Amy: I’m doing a bunch of radio interviews and some podcasts. I have a book tour lined up for the next few months mainly in New York and two events in Chicago. We are working on possibly doing events in Boston and the Washington, DC area as well. I was told I needed an Instagram account and to be active. I’m not at all a social media person but I’m learning that it is a very effective marketing tool. I cringe every time I post on Facebook or Instagram and don’t do it nearly as often as I probably should, but I’ve decided to be selective with my posts and do what makes me feel comfortable so I’ve been posting here and there but not all the time.

PRO TIP from Jennie: Notice how Amy doesn’t shy away from technology she finds daunting? She has found a way to do it that makes sense to her.

Jennie: How does it all feel???? Your first novel?

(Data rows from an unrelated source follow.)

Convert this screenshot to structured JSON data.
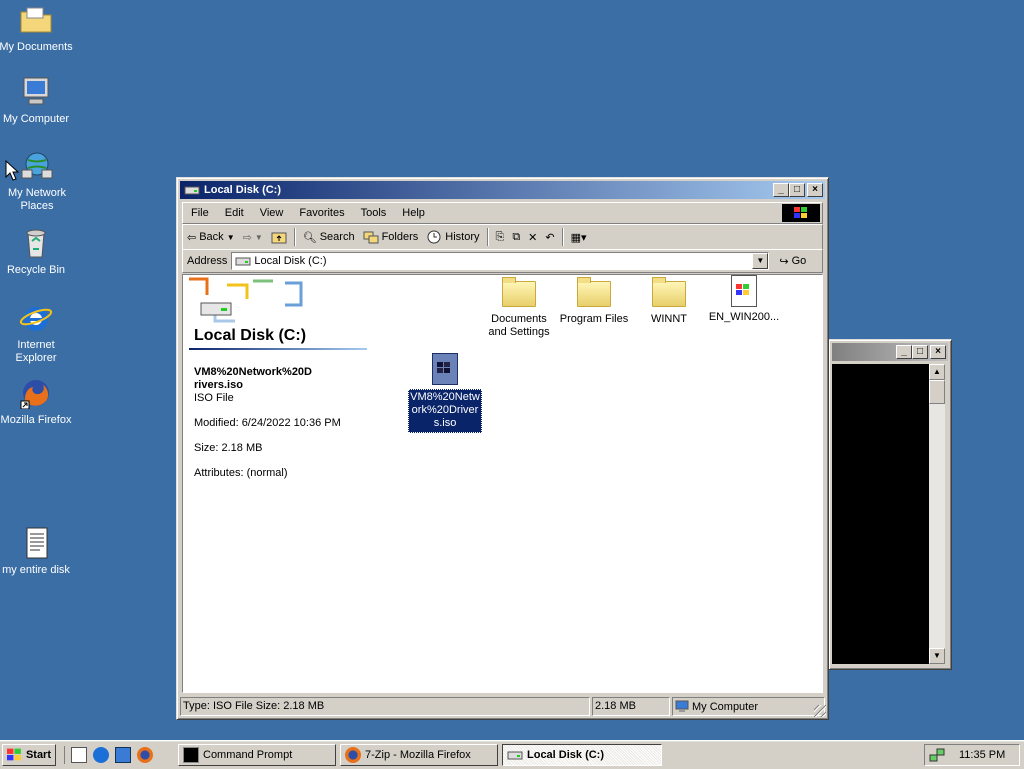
{
  "desktop": {
    "icons": [
      {
        "label": "My Documents"
      },
      {
        "label": "My Computer"
      },
      {
        "label": "My Network Places"
      },
      {
        "label": "Recycle Bin"
      },
      {
        "label": "Internet Explorer"
      },
      {
        "label": "Mozilla Firefox"
      },
      {
        "label": "my entire disk"
      }
    ]
  },
  "explorer": {
    "title": "Local Disk (C:)",
    "menu": [
      "File",
      "Edit",
      "View",
      "Favorites",
      "Tools",
      "Help"
    ],
    "toolbar": {
      "back": "Back",
      "search": "Search",
      "folders": "Folders",
      "history": "History"
    },
    "address": {
      "label": "Address",
      "value": "Local Disk (C:)",
      "go": "Go"
    },
    "panel": {
      "heading": "Local Disk (C:)",
      "selected_name": "VM8%20Network%20Drivers.iso",
      "selected_type": "ISO File",
      "modified": "Modified: 6/24/2022 10:36 PM",
      "size": "Size: 2.18 MB",
      "attributes": "Attributes: (normal)"
    },
    "items": [
      {
        "name": "Documents and Settings",
        "kind": "folder"
      },
      {
        "name": "Program Files",
        "kind": "folder"
      },
      {
        "name": "WINNT",
        "kind": "folder"
      },
      {
        "name": "EN_WIN200...",
        "kind": "file"
      },
      {
        "name": "VM8%20Network%20Drivers.iso",
        "kind": "iso",
        "selected": true
      }
    ],
    "status": {
      "info": "Type: ISO File Size: 2.18 MB",
      "size": "2.18 MB",
      "zone": "My Computer"
    }
  },
  "taskbar": {
    "start": "Start",
    "tasks": [
      {
        "label": "Command Prompt",
        "active": false
      },
      {
        "label": "7-Zip - Mozilla Firefox",
        "active": false
      },
      {
        "label": "Local Disk (C:)",
        "active": true
      }
    ],
    "clock": "11:35 PM"
  }
}
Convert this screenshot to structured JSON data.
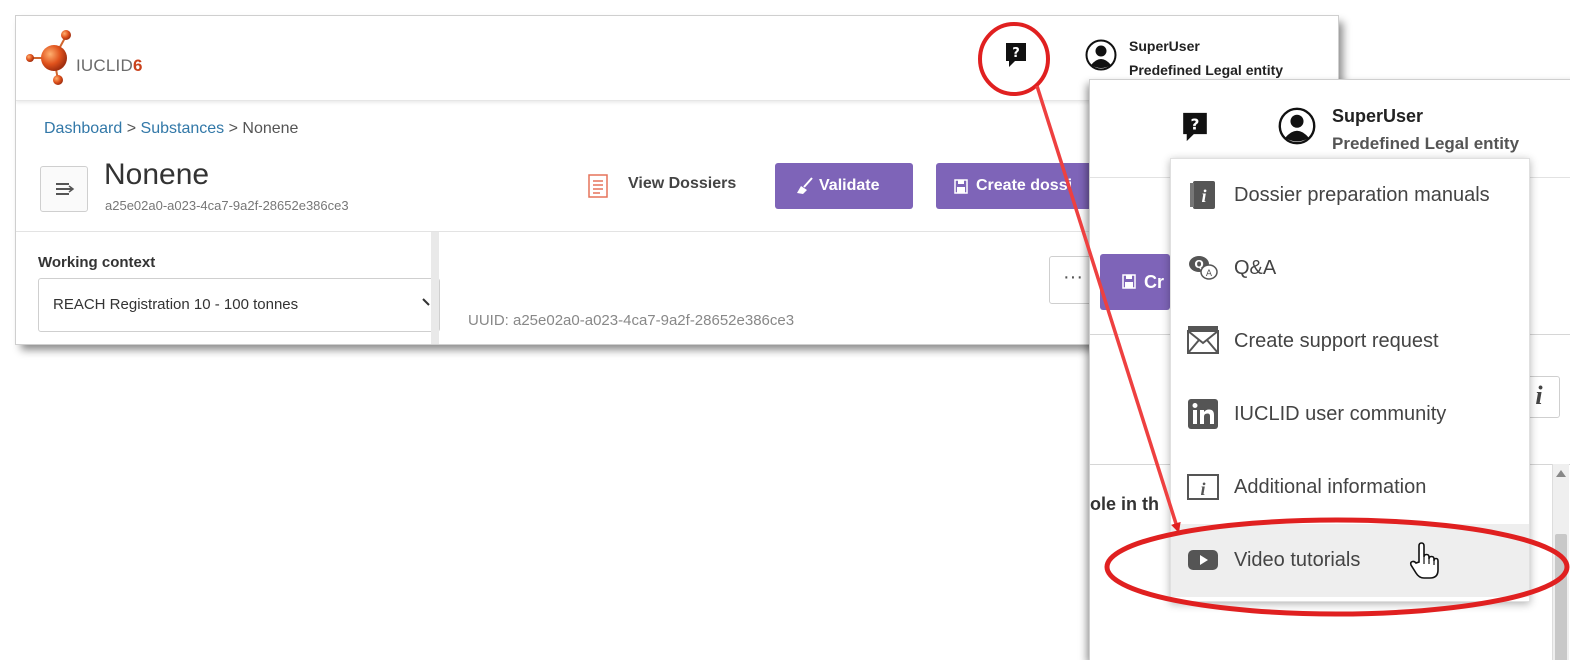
{
  "app": {
    "logo_text": "IUCLID",
    "logo_version": "6"
  },
  "user": {
    "name": "SuperUser",
    "entity": "Predefined Legal entity"
  },
  "breadcrumb": {
    "dashboard": "Dashboard",
    "separator": ">",
    "substances": "Substances",
    "current": "Nonene"
  },
  "page": {
    "title": "Nonene",
    "uuid": "a25e02a0-a023-4ca7-9a2f-28652e386ce3"
  },
  "toolbar": {
    "view_dossiers": "View Dossiers",
    "validate": "Validate",
    "create_dossier": "Create dossi",
    "create_short": "Cr",
    "more": "···"
  },
  "working_context": {
    "label": "Working context",
    "value": "REACH Registration 10 - 100 tonnes"
  },
  "details": {
    "uuid_line": "UUID: a25e02a0-a023-4ca7-9a2f-28652e386ce3",
    "role_text": "ole in th"
  },
  "help_menu": {
    "items": [
      {
        "label": "Dossier preparation manuals",
        "icon": "manual-icon"
      },
      {
        "label": "Q&A",
        "icon": "qa-icon"
      },
      {
        "label": "Create support request",
        "icon": "envelope-icon"
      },
      {
        "label": "IUCLID user community",
        "icon": "linkedin-icon"
      },
      {
        "label": "Additional information",
        "icon": "info-icon"
      },
      {
        "label": "Video tutorials",
        "icon": "video-icon"
      }
    ],
    "hovered_index": 5
  },
  "colors": {
    "accent": "#7e64b8",
    "annotation": "#e02020",
    "link": "#3278a8",
    "logo_orange": "#c9411b"
  }
}
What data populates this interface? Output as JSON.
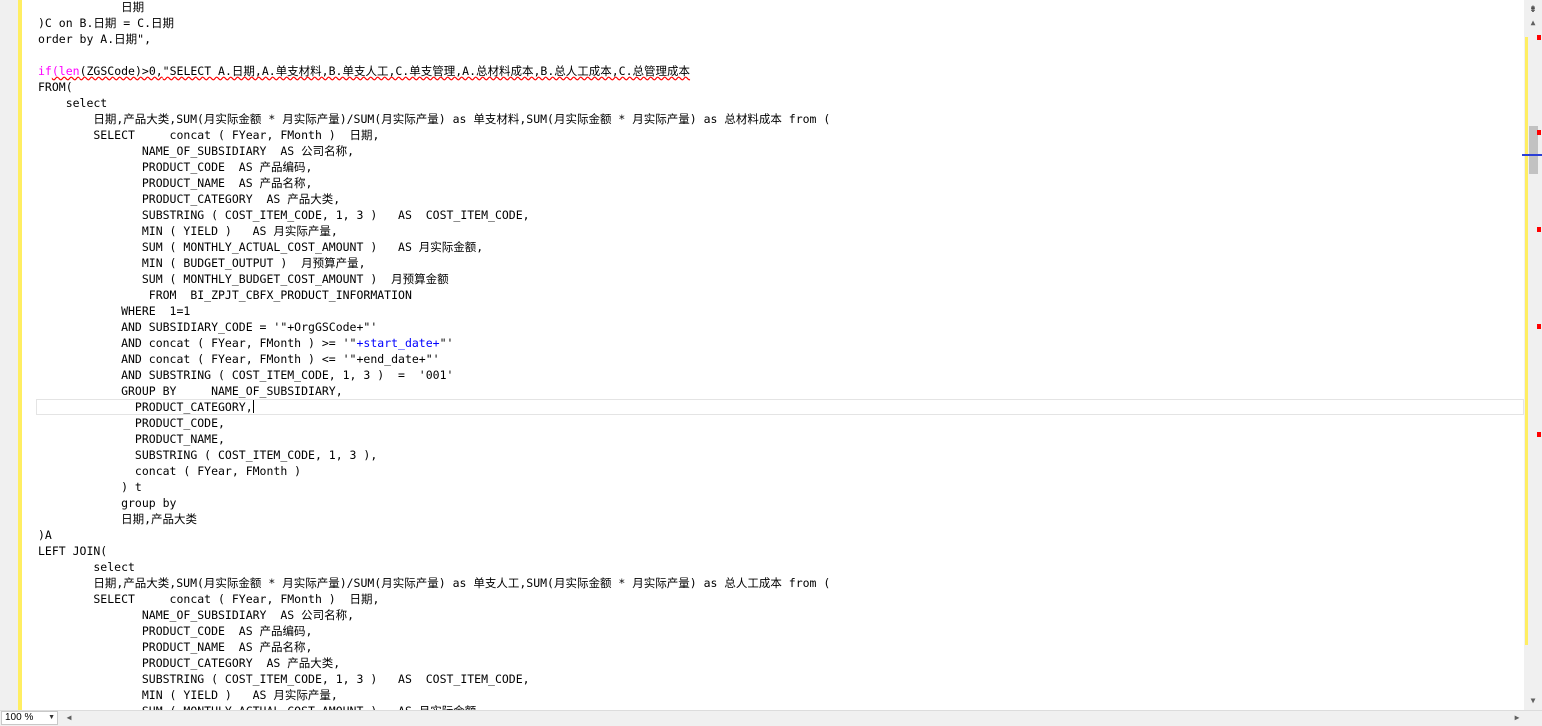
{
  "editor": {
    "zoom": "100 %",
    "lines": [
      "            日期",
      ")C on B.日期 = C.日期",
      "order by A.日期\",",
      "",
      "__IF_LINE__",
      "FROM(",
      "    select",
      "        日期,产品大类,SUM(月实际金额 * 月实际产量)/SUM(月实际产量) as 单支材料,SUM(月实际金额 * 月实际产量) as 总材料成本 from (",
      "        SELECT     concat ( FYear, FMonth )  日期,",
      "               NAME_OF_SUBSIDIARY  AS 公司名称,",
      "               PRODUCT_CODE  AS 产品编码,",
      "               PRODUCT_NAME  AS 产品名称,",
      "               PRODUCT_CATEGORY  AS 产品大类,",
      "               SUBSTRING ( COST_ITEM_CODE, 1, 3 )   AS  COST_ITEM_CODE,",
      "               MIN ( YIELD )   AS 月实际产量,",
      "               SUM ( MONTHLY_ACTUAL_COST_AMOUNT )   AS 月实际金额,",
      "               MIN ( BUDGET_OUTPUT )  月预算产量,",
      "               SUM ( MONTHLY_BUDGET_COST_AMOUNT )  月预算金额",
      "                FROM  BI_ZPJT_CBFX_PRODUCT_INFORMATION",
      "            WHERE  1=1",
      "            AND SUBSIDIARY_CODE = '\"+OrgGSCode+\"'",
      "__START_LINE__",
      "            AND concat ( FYear, FMonth ) <= '\"+end_date+\"'",
      "            AND SUBSTRING ( COST_ITEM_CODE, 1, 3 )  =  '001'",
      "            GROUP BY     NAME_OF_SUBSIDIARY,",
      "__CARET_LINE__",
      "              PRODUCT_CODE,",
      "              PRODUCT_NAME,",
      "              SUBSTRING ( COST_ITEM_CODE, 1, 3 ),",
      "              concat ( FYear, FMonth )",
      "            ) t",
      "            group by",
      "            日期,产品大类",
      ")A",
      "LEFT JOIN(",
      "        select",
      "        日期,产品大类,SUM(月实际金额 * 月实际产量)/SUM(月实际产量) as 单支人工,SUM(月实际金额 * 月实际产量) as 总人工成本 from (",
      "        SELECT     concat ( FYear, FMonth )  日期,",
      "               NAME_OF_SUBSIDIARY  AS 公司名称,",
      "               PRODUCT_CODE  AS 产品编码,",
      "               PRODUCT_NAME  AS 产品名称,",
      "               PRODUCT_CATEGORY  AS 产品大类,",
      "               SUBSTRING ( COST_ITEM_CODE, 1, 3 )   AS  COST_ITEM_CODE,",
      "               MIN ( YIELD )   AS 月实际产量,",
      "               SUM ( MONTHLY_ACTUAL_COST_AMOUNT )   AS 月实际金额,"
    ],
    "if_line": {
      "kw_if": "if",
      "open": "(",
      "fn_len": "len",
      "arg": "(ZGSCode)>0,",
      "rest": "\"SELECT A.日期,A.单支材料,B.单支人工,C.单支管理,A.总材料成本,B.总人工成本,C.总管理成本"
    },
    "start_line": {
      "prefix": "            AND concat ( FYear, FMonth ) >= '\"",
      "var": "+start_date+",
      "suffix": "\"'"
    },
    "caret_line": "              PRODUCT_CATEGORY,"
  },
  "scrollbar": {
    "split_glyph": "⇟",
    "up_glyph": "▲",
    "down_glyph": "▼",
    "left_glyph": "◀",
    "right_glyph": "▶",
    "accent": "#ffee62",
    "error_color": "#ff0000"
  }
}
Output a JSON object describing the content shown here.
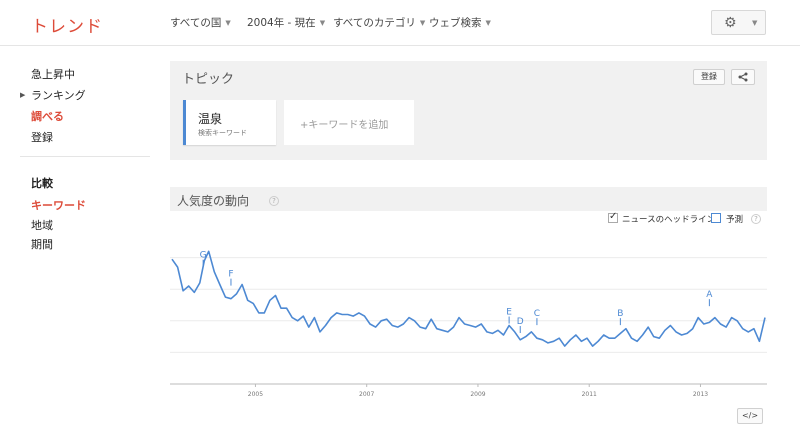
{
  "header": {
    "logo": "トレンド",
    "filters": [
      {
        "label": "すべての国"
      },
      {
        "label": "2004年 - 現在"
      },
      {
        "label": "すべてのカテゴリ"
      },
      {
        "label": "ウェブ検索"
      }
    ],
    "settings_icon": "gear-icon"
  },
  "sidebar": {
    "items": [
      {
        "label": "急上昇中"
      },
      {
        "label": "ランキング"
      },
      {
        "label": "調べる"
      },
      {
        "label": "登録"
      }
    ],
    "compare_heading": "比較",
    "compare_items": [
      {
        "label": "キーワード"
      },
      {
        "label": "地域"
      },
      {
        "label": "期間"
      }
    ]
  },
  "topic": {
    "title": "トピック",
    "subscribe_label": "登録",
    "share_icon": "share-icon",
    "term": {
      "name": "温泉",
      "type": "検索キーワード"
    },
    "add_placeholder": "+キーワードを追加"
  },
  "trend": {
    "title": "人気度の動向",
    "help": "?",
    "news_headlines_label": "ニュースのヘッドライン",
    "news_headlines_checked": true,
    "forecast_label": "予測",
    "forecast_checked": false,
    "embed_label": "</>"
  },
  "chart_data": {
    "type": "line",
    "series_color": "#4d89d3",
    "ylim": [
      0,
      100
    ],
    "grid": true,
    "y_labels_shown": false,
    "x_ticks": [
      "2005",
      "2007",
      "2009",
      "2011",
      "2013"
    ],
    "x_range": [
      2004.0,
      2014.66
    ],
    "series": [
      {
        "values": [
          [
            2004.0,
            79
          ],
          [
            2004.1,
            74
          ],
          [
            2004.2,
            59
          ],
          [
            2004.3,
            62
          ],
          [
            2004.4,
            58
          ],
          [
            2004.5,
            64
          ],
          [
            2004.58,
            78
          ],
          [
            2004.66,
            84
          ],
          [
            2004.76,
            71
          ],
          [
            2004.86,
            63
          ],
          [
            2004.96,
            55
          ],
          [
            2005.06,
            54
          ],
          [
            2005.16,
            57
          ],
          [
            2005.26,
            63
          ],
          [
            2005.36,
            53
          ],
          [
            2005.46,
            51
          ],
          [
            2005.56,
            45
          ],
          [
            2005.66,
            45
          ],
          [
            2005.76,
            53
          ],
          [
            2005.86,
            56
          ],
          [
            2005.96,
            48
          ],
          [
            2006.06,
            48
          ],
          [
            2006.16,
            42
          ],
          [
            2006.26,
            40
          ],
          [
            2006.36,
            43
          ],
          [
            2006.46,
            36
          ],
          [
            2006.56,
            42
          ],
          [
            2006.66,
            33
          ],
          [
            2006.76,
            37
          ],
          [
            2006.86,
            42
          ],
          [
            2006.96,
            45
          ],
          [
            2007.06,
            44
          ],
          [
            2007.16,
            44
          ],
          [
            2007.26,
            43
          ],
          [
            2007.36,
            45
          ],
          [
            2007.46,
            43
          ],
          [
            2007.56,
            38
          ],
          [
            2007.66,
            36
          ],
          [
            2007.76,
            40
          ],
          [
            2007.86,
            41
          ],
          [
            2007.96,
            37
          ],
          [
            2008.06,
            36
          ],
          [
            2008.16,
            38
          ],
          [
            2008.26,
            42
          ],
          [
            2008.36,
            40
          ],
          [
            2008.46,
            36
          ],
          [
            2008.56,
            35
          ],
          [
            2008.66,
            41
          ],
          [
            2008.76,
            35
          ],
          [
            2008.86,
            34
          ],
          [
            2008.96,
            33
          ],
          [
            2009.06,
            36
          ],
          [
            2009.16,
            42
          ],
          [
            2009.26,
            38
          ],
          [
            2009.36,
            37
          ],
          [
            2009.46,
            36
          ],
          [
            2009.56,
            38
          ],
          [
            2009.66,
            33
          ],
          [
            2009.76,
            32
          ],
          [
            2009.86,
            34
          ],
          [
            2009.96,
            31
          ],
          [
            2010.06,
            37
          ],
          [
            2010.16,
            33
          ],
          [
            2010.26,
            28
          ],
          [
            2010.36,
            30
          ],
          [
            2010.46,
            33
          ],
          [
            2010.56,
            29
          ],
          [
            2010.66,
            28
          ],
          [
            2010.76,
            26
          ],
          [
            2010.86,
            27
          ],
          [
            2010.96,
            29
          ],
          [
            2011.06,
            24
          ],
          [
            2011.16,
            28
          ],
          [
            2011.26,
            31
          ],
          [
            2011.36,
            27
          ],
          [
            2011.46,
            29
          ],
          [
            2011.56,
            24
          ],
          [
            2011.66,
            27
          ],
          [
            2011.76,
            31
          ],
          [
            2011.86,
            29
          ],
          [
            2011.96,
            29
          ],
          [
            2012.06,
            32
          ],
          [
            2012.16,
            35
          ],
          [
            2012.26,
            29
          ],
          [
            2012.36,
            27
          ],
          [
            2012.46,
            31
          ],
          [
            2012.56,
            36
          ],
          [
            2012.66,
            30
          ],
          [
            2012.76,
            29
          ],
          [
            2012.86,
            34
          ],
          [
            2012.96,
            37
          ],
          [
            2013.06,
            33
          ],
          [
            2013.16,
            31
          ],
          [
            2013.26,
            32
          ],
          [
            2013.36,
            35
          ],
          [
            2013.46,
            42
          ],
          [
            2013.56,
            38
          ],
          [
            2013.66,
            39
          ],
          [
            2013.76,
            42
          ],
          [
            2013.86,
            38
          ],
          [
            2013.96,
            36
          ],
          [
            2014.06,
            42
          ],
          [
            2014.16,
            40
          ],
          [
            2014.26,
            35
          ],
          [
            2014.36,
            33
          ],
          [
            2014.46,
            35
          ],
          [
            2014.56,
            27
          ],
          [
            2014.66,
            42
          ]
        ]
      }
    ],
    "annotations": [
      {
        "label": "G",
        "x": 2004.56,
        "y": 73
      },
      {
        "label": "F",
        "x": 2005.06,
        "y": 61
      },
      {
        "label": "E",
        "x": 2010.06,
        "y": 37
      },
      {
        "label": "D",
        "x": 2010.26,
        "y": 31
      },
      {
        "label": "C",
        "x": 2010.56,
        "y": 36
      },
      {
        "label": "B",
        "x": 2012.06,
        "y": 36
      },
      {
        "label": "A",
        "x": 2013.66,
        "y": 48
      }
    ]
  }
}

Amy: I’m very excited to have the book out there and to get people reading and talking about it. I love hearing the feedback. BUT I am also very nervous to get out there and promote at these events! I find it so ironic how writers tend to be introverts and enjoy working alone but are then expected to host these book signing events and get out there and travel and promote for months on end! So far, I’ve been really happy by the reception The Cast has received. I put my heart into this book so it’s nice to get positive feedback.

PRO TIP from Jennie: Notice how Amy doesn’t shy away from promotional activities even though they are not her favorite? This is the definition of a pro!

Jennie: Are you going to write another???)

Amy: Yes, I would like to write another book. In fact, I would like to write a sequel to The Cast. I feel there is more to some of the characters’ stories. I would shift the focus though onto some of the supporting characters and make them the main characters of the next novel. But I haven’t started writing yet. Just ideas jotted down. I need to get through this promotion first and then I can focus on it!

Jennie: Amy just learned that The Cast was named “Best Book of the Week” by the New York Post this week.